Existem desafios estruturais que tornam difícil para os proprietários rurais manterem suas atividades de forma lucrativa?
Entendo que sim e talvez encontre apoio no que chamamos de terceirização do que fomenta o agronegócio. Vale lembrar que o agronegócio não é só brasileiro e temos visto a China e outros países produtores de insumos agrícolas, também responsáveis pelo agronegócio brasileiro. Aqui temos a terra e a mão-de-obra, mas precisamos de adubo, de semente e por variadas situações eles vem de fora e ficamos na mão do estrangeiro, empresas multinacionais gigantes. E, claro, se depender de outros atores, a boa vontade dos produtores rurais, advogados, construtores, agrimensores não será de tanta relevância.
Com o aumento nas solicitações de RJ, quais medidas podem ser implementadas para os produtores rurais e evitar mais falências no setor?

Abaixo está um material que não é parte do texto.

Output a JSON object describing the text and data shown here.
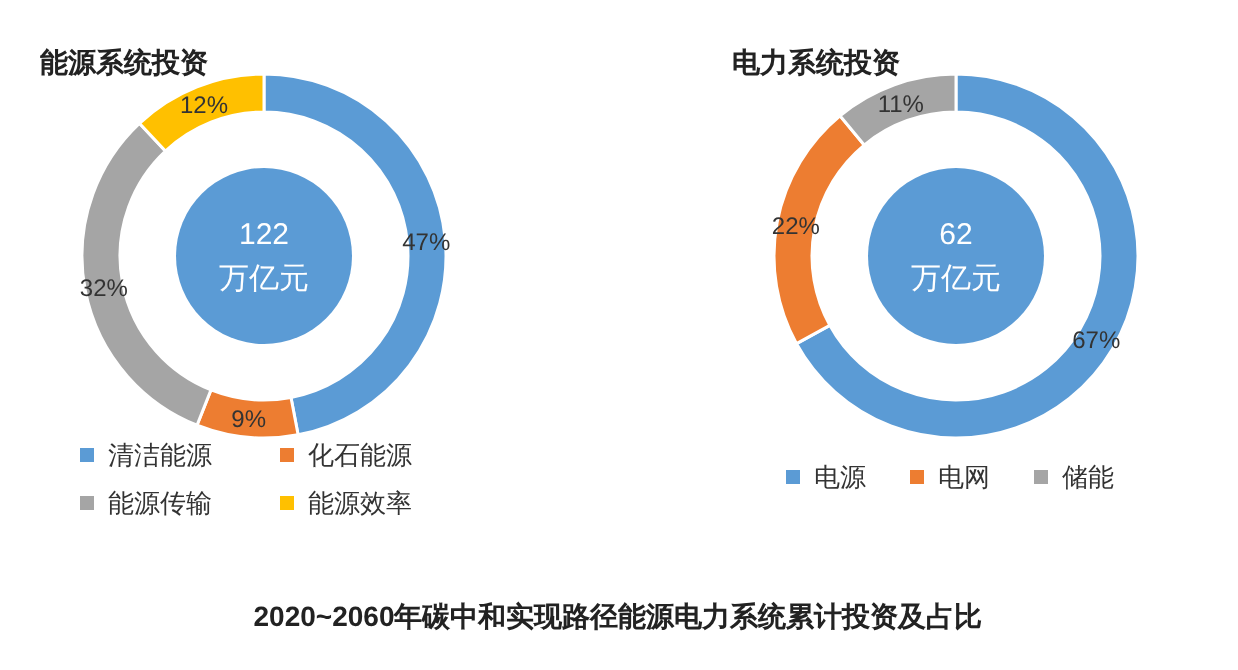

Talvez os bancos públicos, com linhas de crédito convidativas, possam comparecer neste momento junto aos produtores rurais, mantendo o agronegócio robusto no Brasil e auxiliando o setor com juros acessíveis, que possam ser pagos, e estendendo o prazo de pagamento da dívida, talvez essa seja a solução. Eu entendo que a intervenção do governo será crucial neste momento para sustentar essa atividade.
Políticas governamentais específicas são necessárias para fornecer assistência financeira e técnica aos agricultores em dificuldades?
Eu creio que sim. É importante, mais uma vez, enfatizar. O governo precisa oferecer apoio a esse setor e, dessa forma, ajudá-lo a superar essa crise, permitindo que continuem produzindo, mantendo empregos, renda e cumprindo com os impostos, como sempre fizeram e continuam fazendo até o momento.